RDP : Je comprends mais cela n’a pas changé une loi.

GC : Mais si parce que maintenant quand on voit les résultats qu’on eut les suffragettes et qu’on glorifie 100 ans plus tard. Avec la soupe sur la vitre on est dans une demi-mesure, peut être que dans 100 ans les jeunes qui ont jeté de la soupe on va les considérer autrement et qu’on aura dû les écouter, on aura dû faire autrement pour l’écologie. Cela paraissait ridicule à l’époque mais ils avaient raison. Et c’est peut-être nous qui avons un défaut de perception. Parce qu’à l’époque des suffragettes, les femmes qui ont détruit ce tableau de Velasquez étaient taxées d’hystériques, de folles et qu’il fallait les emprisonner. On est sur la même logique mais avec 100 ans de différence.

RDP : Est-ce que le CDRAO peut avoir comme partenaires ces jeteuses de soupe ?

GC : Pas sûr parce qu’ils sont indépendants et eux sont dans la tranche sociétale et nous dans la tranche artistique. Dans tous les cas, les perturbations viennent de partout. Nous le CDRAO on a pour but de documenter et c’est une lourde mission. Ensuite c’est de créer entre guillemets la théorie et la pratique pour pouvoir insuffler d’autres perturbations dans d’autres domaines pour étudier le perturbationisme, l’analyser et l’appliquer.

RDP : Tu as utilisé plusieurs mots qui ne sont pas très communs. Il y a un glossaire perturbationiste ?

GC : Il y a un glossaire disponible sur le site du CDRAO. Il y le perturbationisme, les perturbationistes, les perturbaphobes…

RDP : Mais il y a des nouveaux termes qui apparaissent, ça se complexifie de plus en plus.

GC : Effectivement, c’est normal parce que nous sommes dans une démarche de création, la création commence dès le début par la terminologie. La terminologie, la théorie est en constante évolution. Ce qu’on a fait avant on le remet en question et on va plus loin. Par exemple l’outil Cornécourt a été mis au point en octobre et là il a été éprouvé une première fois.

RDP : Il y une relation entre ACAB et les libertés individuelles ? C’est important la liberté individuelle ?

GC : Avec ACAB je travaille sur la surveillance et les caméras de surveillance qui est une thématique récurrente importante. Quand j’ai réalisé le tag ACAB je savais que j’allais être filmé par les caméras de surveillance, sur mon trajet j’ai été filmé par plusieurs caméras. Par exemple, pour mettre ma tenue du tag, je me suis habillé dans un centre de lavage Éléphant Bleu volontairement parce que je savais que j’avais besoin d’être filmé. Là je travaille sur des procédures administratives et comme le droit me le permet, je peux détruire ou récupérer ou consulter ces vues par les caméras.
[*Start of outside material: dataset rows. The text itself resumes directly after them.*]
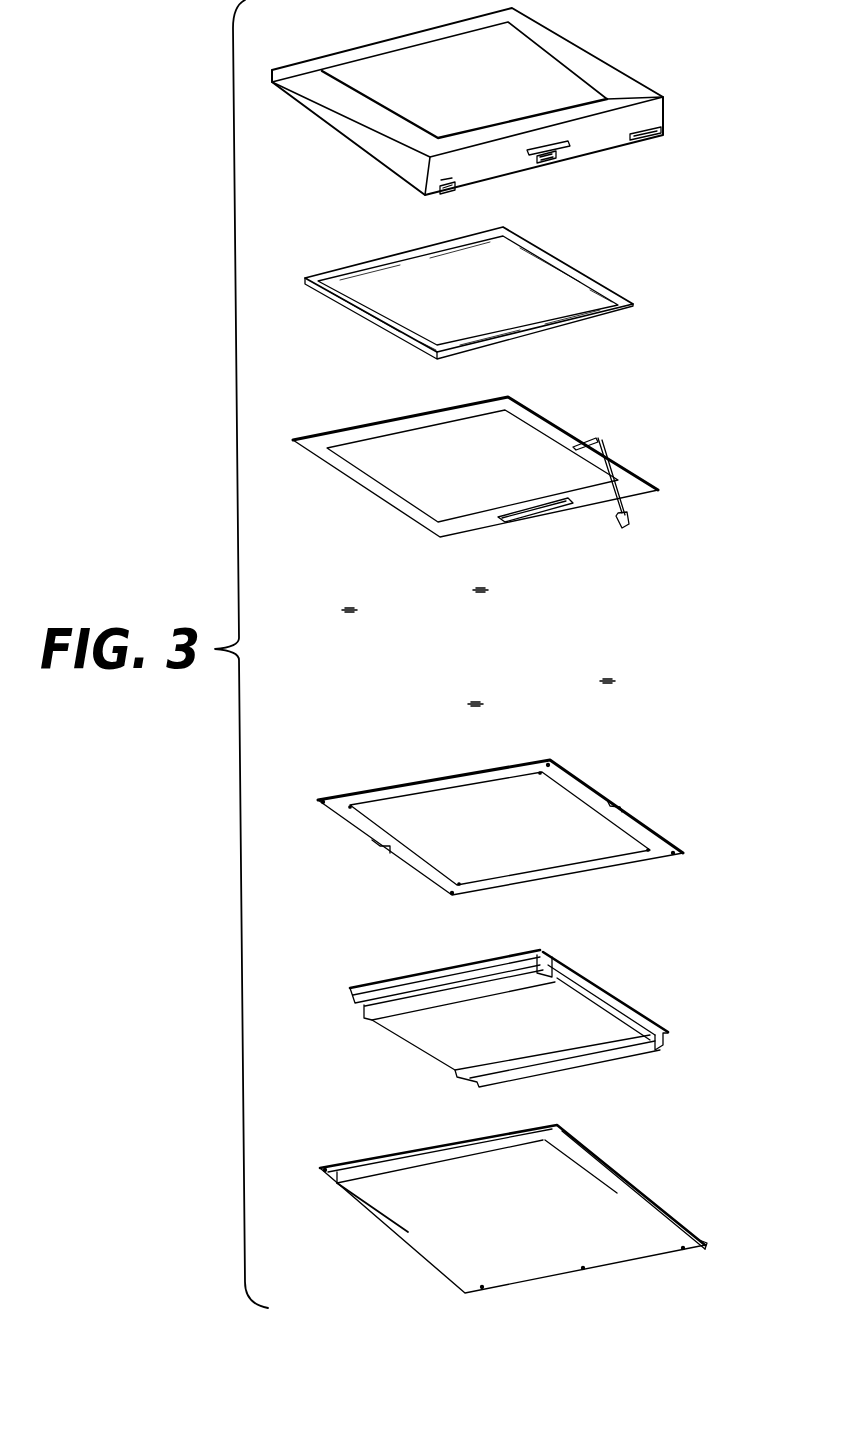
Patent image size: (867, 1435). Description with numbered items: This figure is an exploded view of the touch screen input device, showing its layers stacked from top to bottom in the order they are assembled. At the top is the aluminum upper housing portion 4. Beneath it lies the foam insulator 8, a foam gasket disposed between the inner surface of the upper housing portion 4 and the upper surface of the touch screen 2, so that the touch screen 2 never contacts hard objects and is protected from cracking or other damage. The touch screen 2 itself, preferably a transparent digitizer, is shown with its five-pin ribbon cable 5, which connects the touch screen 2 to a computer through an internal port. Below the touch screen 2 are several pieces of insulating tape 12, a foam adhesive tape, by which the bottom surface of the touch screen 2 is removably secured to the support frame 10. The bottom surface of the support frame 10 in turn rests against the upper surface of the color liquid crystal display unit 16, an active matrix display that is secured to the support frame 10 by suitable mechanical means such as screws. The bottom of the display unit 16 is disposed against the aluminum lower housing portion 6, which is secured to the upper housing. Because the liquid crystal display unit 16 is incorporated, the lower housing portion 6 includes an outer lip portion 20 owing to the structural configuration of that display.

The touch screen 2 is at (532, 420).
The upper housing portion 4 is at (648, 108).
The ribbon cable 5 is at (602, 442).
The lower housing portion 6 is at (637, 1190).
The foam insulator 8 is at (575, 273).
The support frame 10 is at (650, 828).
The insulating tape 12 is at (348, 607).
The color liquid crystal display unit 16 is at (600, 996).
The outer lip portion 20 is at (382, 1172).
Mais je souhaite jouir de mes droits et on se rend compte rapidement que c’est presque impossible d’utiliser mes droits. Eux ont le droit de nous filmer mais nous, nous n’avons pas le droit d’avoir ces images. Actuellement je suis en procédure pour faire valoir mes droits sur les séquences où j’ai été filmé par les caméras de l’éléphant Bleu et celles de la ville de Nancy. J’ai suivi à la lettre chaque procédure mais pour l’instant je n’ai pas accès à ces films et à mes images.

RDP : ACAB est toujours en cours ? A quel moment la perturbation prend fin ?

GC : ACAB a commencé le 25 janvier 2024 et est en cours, cela va durer longtemps, nous travaillons sur des longues temporalités surtout que la perturbation mêle vie et art. Il peut y avoir de nombreux protagonistes, interlocuteurs, des nombreux rebondissements. Une perturbation peut durer plusieurs années voire une vie entière.

RDP : Est-ce que d’autres personnes peuvent participer aux actions du CDRAO ?

GC : Le but du jeu c’est développer le tag invisuel. On sait que c’est une matière artistique qui est encore à développer. Nous on va avoir des idées à l’avenir mais si d’autres personnes, artistes ou pas, ont la possibilité développer le tag invisuel, au contraire, c’est désiré et libre de droits.